Hari-Bhari (2000)| Photo Courtesy: National Film Development Corporation of India

The opening credits of Hari-Bhari flash with a ditty—“Main kitti baar bola na ji ujla kapda pehno nakko”—playing in the background in Shabana Azmi’s voice. It is the same song the actress hummed as Rukmini Bai, the canny brothel madam in Benegal’s Mandi (1983), several years ago. The lines further go, “Tu sada sabas pari rahe, godi hari bhari rahe,” indicating the inspiration behind the title of this social drama that discusses family planning and women’s right to their own bodies. Produced by NFDC and the Ministry of Health and Family Welfare, Hari-Bhari revolves around the impact of fertility on Indian women. It’s narrated through the stories of its five heroines—Hasina, Ghazala, Najma, Afsana, and Salma—who make up three generations of lower middle-class Muslim women living in a joint family in rural Uttar Pradesh.

Ghazala (Azmi) is thrown out of the house by her abusive husband, who also chides her for her inability to give him a male heir. Along with her teenage daughter Salma (Rajeshwari Sachdev), she seeks shelter at her mother’s place. The old, ailing mother Hasina (Surekha Sikri) lives with her sons, daughters-in-law, and grandkids. Her pregnant older daughter-in-law Najma (Alka Trivedi) is struggling with the daily grind and deteriorating health; successive pregnancies have left her frail and irritable. Afsana (Nandita Das), the bickering younger daughter-in-law, believes in the solemn duty to bear children. Contrasting her is Salma, the youngest daughter in the house, who aspires to get educated and become self-sufficient.

Benegal’s cinema, part of the Indian New Wave, is known for putting the nation’s socio-political concerns under the scanner. While Nishant (1975) rankled at the cruelty of the feudal system, Kalyug (1981) observed the moral corruption of the corporate world, and the director’s last feature, Well Done Abba! (2009), was a satire on populist government schemes. In Hari-Bhari, Benegal examines the influence of societal conditioning and ingrained patriarchy on women’s psyche and how it affects their traditional roles and relationships with other women. There’s judgment and resentment as there is support and empathy. The film evaluates this inherent dichotomy with a peculiar conflict: When asked if a woman has rights over her body, the answer from each of them differs.

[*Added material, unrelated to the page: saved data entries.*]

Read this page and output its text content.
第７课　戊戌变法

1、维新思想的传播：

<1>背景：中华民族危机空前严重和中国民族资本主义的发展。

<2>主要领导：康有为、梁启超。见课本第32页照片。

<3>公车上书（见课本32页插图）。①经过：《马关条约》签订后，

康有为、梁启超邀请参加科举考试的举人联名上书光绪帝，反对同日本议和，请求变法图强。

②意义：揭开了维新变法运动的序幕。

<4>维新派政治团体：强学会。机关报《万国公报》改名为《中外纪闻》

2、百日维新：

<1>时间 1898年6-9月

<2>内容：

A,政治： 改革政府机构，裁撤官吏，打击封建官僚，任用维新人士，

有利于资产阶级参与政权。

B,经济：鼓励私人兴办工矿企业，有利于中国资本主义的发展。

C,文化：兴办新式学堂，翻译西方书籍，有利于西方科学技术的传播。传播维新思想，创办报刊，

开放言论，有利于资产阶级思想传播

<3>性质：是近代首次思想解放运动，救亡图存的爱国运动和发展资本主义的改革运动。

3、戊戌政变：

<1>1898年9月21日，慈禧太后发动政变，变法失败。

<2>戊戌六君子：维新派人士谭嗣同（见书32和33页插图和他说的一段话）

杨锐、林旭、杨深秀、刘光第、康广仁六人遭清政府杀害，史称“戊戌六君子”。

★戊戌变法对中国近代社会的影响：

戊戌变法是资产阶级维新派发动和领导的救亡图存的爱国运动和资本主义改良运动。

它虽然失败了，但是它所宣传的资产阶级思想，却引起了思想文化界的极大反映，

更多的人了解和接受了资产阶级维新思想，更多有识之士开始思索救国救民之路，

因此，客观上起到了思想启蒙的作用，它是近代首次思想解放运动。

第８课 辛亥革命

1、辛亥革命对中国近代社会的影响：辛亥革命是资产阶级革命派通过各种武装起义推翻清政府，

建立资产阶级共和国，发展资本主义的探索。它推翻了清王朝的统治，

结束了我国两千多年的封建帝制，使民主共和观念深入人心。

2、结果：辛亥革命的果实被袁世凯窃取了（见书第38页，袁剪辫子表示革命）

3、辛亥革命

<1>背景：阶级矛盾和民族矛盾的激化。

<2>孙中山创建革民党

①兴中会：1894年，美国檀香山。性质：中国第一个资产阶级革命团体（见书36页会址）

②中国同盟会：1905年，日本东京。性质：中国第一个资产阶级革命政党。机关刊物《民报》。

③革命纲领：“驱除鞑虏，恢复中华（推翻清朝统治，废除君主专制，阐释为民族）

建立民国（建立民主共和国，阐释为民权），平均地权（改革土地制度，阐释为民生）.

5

A young, educated Afsana enjoys material luxuries of the modern world, like a colour TV and costly cosmetic creams, but frowns upon modern contraceptives. She calls them ungodly and declares her husband a sinner after finding out about his vasectomy. Najma, on the other hand, struggling with postpartum depression, equates herself to the family’s buffalo—her existence is reduced to feeding the brood and bearing babies. When another one of her newborns dies, the grief-stricken woman decides to get her tubes tied. Ghazala, a victim of domestic violence and marital rape, is almost relieved to have broken free from her brutish husband’s clutches. “Kisi doosre ki marzi ka ghulam ban’ne se toh achcha hai ki insaan akele hi rahe,” she asserts. A dignified Hasina speaks of an era when a girl’s choice didn’t matter. As a teenager, she was forced to give up her love and marry her older widowed brother-in-law. Turns out things hadn’t changed much for women when her granddaughter Salma was asked to quit school to get married as well.

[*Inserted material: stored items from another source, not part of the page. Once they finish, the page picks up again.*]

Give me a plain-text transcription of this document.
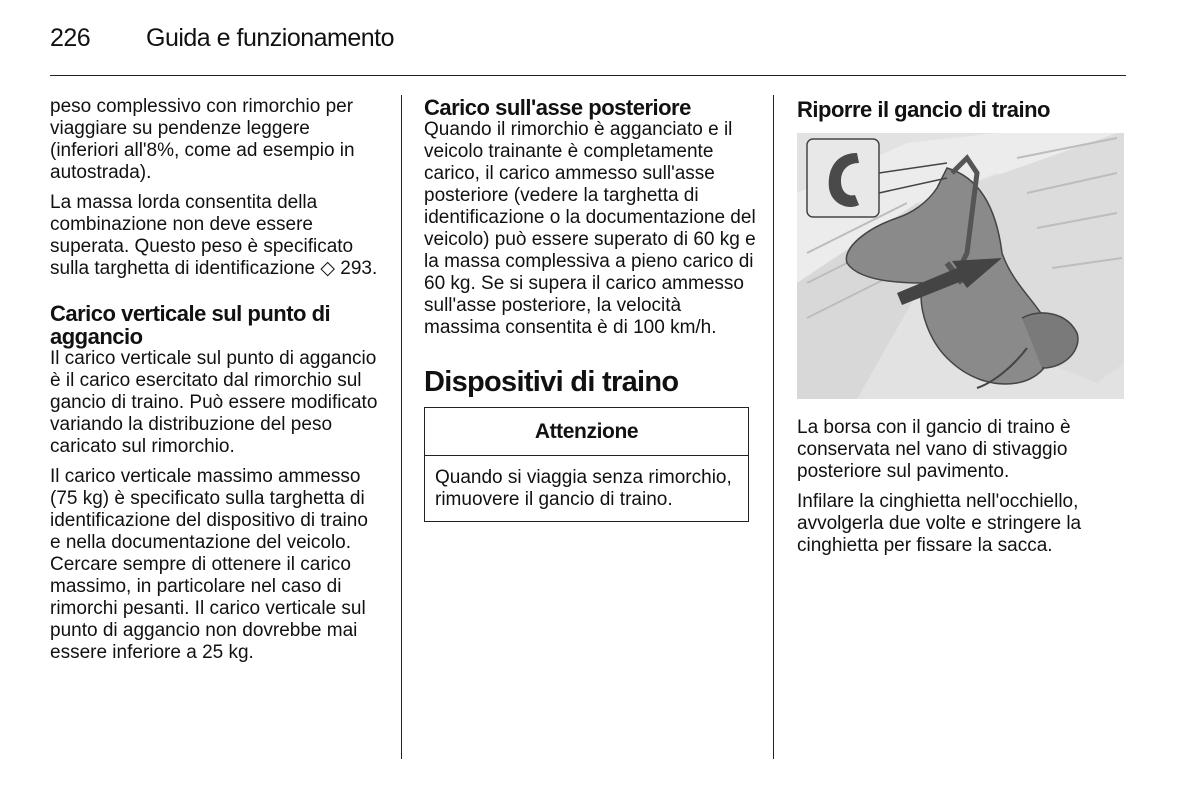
226 Guida e funzionamento

peso complessivo con rimorchio per viaggiare su pendenze leggere (inferiori all'8%, come ad esempio in autostrada).

La massa lorda consentita della combinazione non deve essere superata. Questo peso è specificato sulla targhetta di identificazione ◇ 293.

Carico verticale sul punto di aggancio

Il carico verticale sul punto di aggancio è il carico esercitato dal rimorchio sul gancio di traino. Può essere modificato variando la distribuzione del peso caricato sul rimorchio.

Il carico verticale massimo ammesso (75 kg) è specificato sulla targhetta di identificazione del dispositivo di traino e nella documentazione del veicolo. Cercare sempre di ottenere il carico massimo, in particolare nel caso di rimorchi pesanti. Il carico verticale sul punto di aggancio non dovrebbe mai essere inferiore a 25 kg.

Carico sull'asse posteriore

Quando il rimorchio è agganciato e il veicolo trainante è completamente carico, il carico ammesso sull'asse posteriore (vedere la targhetta di identificazione o la documentazione del veicolo) può essere superato di 60 kg e la massa complessiva a pieno carico di 60 kg. Se si supera il carico ammesso sull'asse posteriore, la velocità massima consentita è di 100 km/h.

Dispositivi di traino
Attenzione
Quando si viaggia senza rimorchio, rimuovere il gancio di traino.
Riporre il gancio di traino

La borsa con il gancio di traino è conservata nel vano di stivaggio posteriore sul pavimento.

Infilare la cinghietta nell'occhiello, avvolgerla due volte e stringere la cinghietta per fissare la sacca.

Hari-Bhari also draws attention to the perilous ignorance about women’s reproductive health. There’s a scene where Ghazala is surprised to learn from her gyneacologist that it’s the father’s genes that determine the sex of a baby and another where an anemic Salma is convinced that she is pregnant because of an irregular period. But what hits the hardest is the severely ill Hasina discovering that the reason for her cervical cancer is her teenage pregnancies. The elderly lady’s fate is a rude awakening for the family—Ghazala in particular—who, upon realising the horrors of underage marriage, ensures that Salma doesn’t suffer the same fate.

In a sense, Hari-Bhari is disguised as a vehicle to push the government’s message of the importance of family planning. Yet it is to Benegal’s credit that his vision is never limited by that diktat. The director manages to weave multiple women’s issues, like education, financial identity, and religious dogma, skillfully into a narrative that underlines the quotidian struggles of an average village household. The modest settings combined with local dialect and colours lend to the film’s authenticity.

Yet the film’s biggest triumph lies in what it manages to get right about women’s autonomy. A slate of recent films centred around women’s issues, like Padman (2018) and Toilet: Ek Prem Katha (2017), have ended up looking like glorified public service cinema with a male saviour complex. Hari-Bhari’s prowess lies in the fact that Benegal and his frequent screenwriter, Shama Zaidi, took a straightforward public service message and built a compelling story about women—seen through and experienced by its female players. It may not figure among Benegal’s cinematic best, but Hari-Bhari’s distinct voice around women’s autonomy and thoughtful handling of female relationships deserves recognition.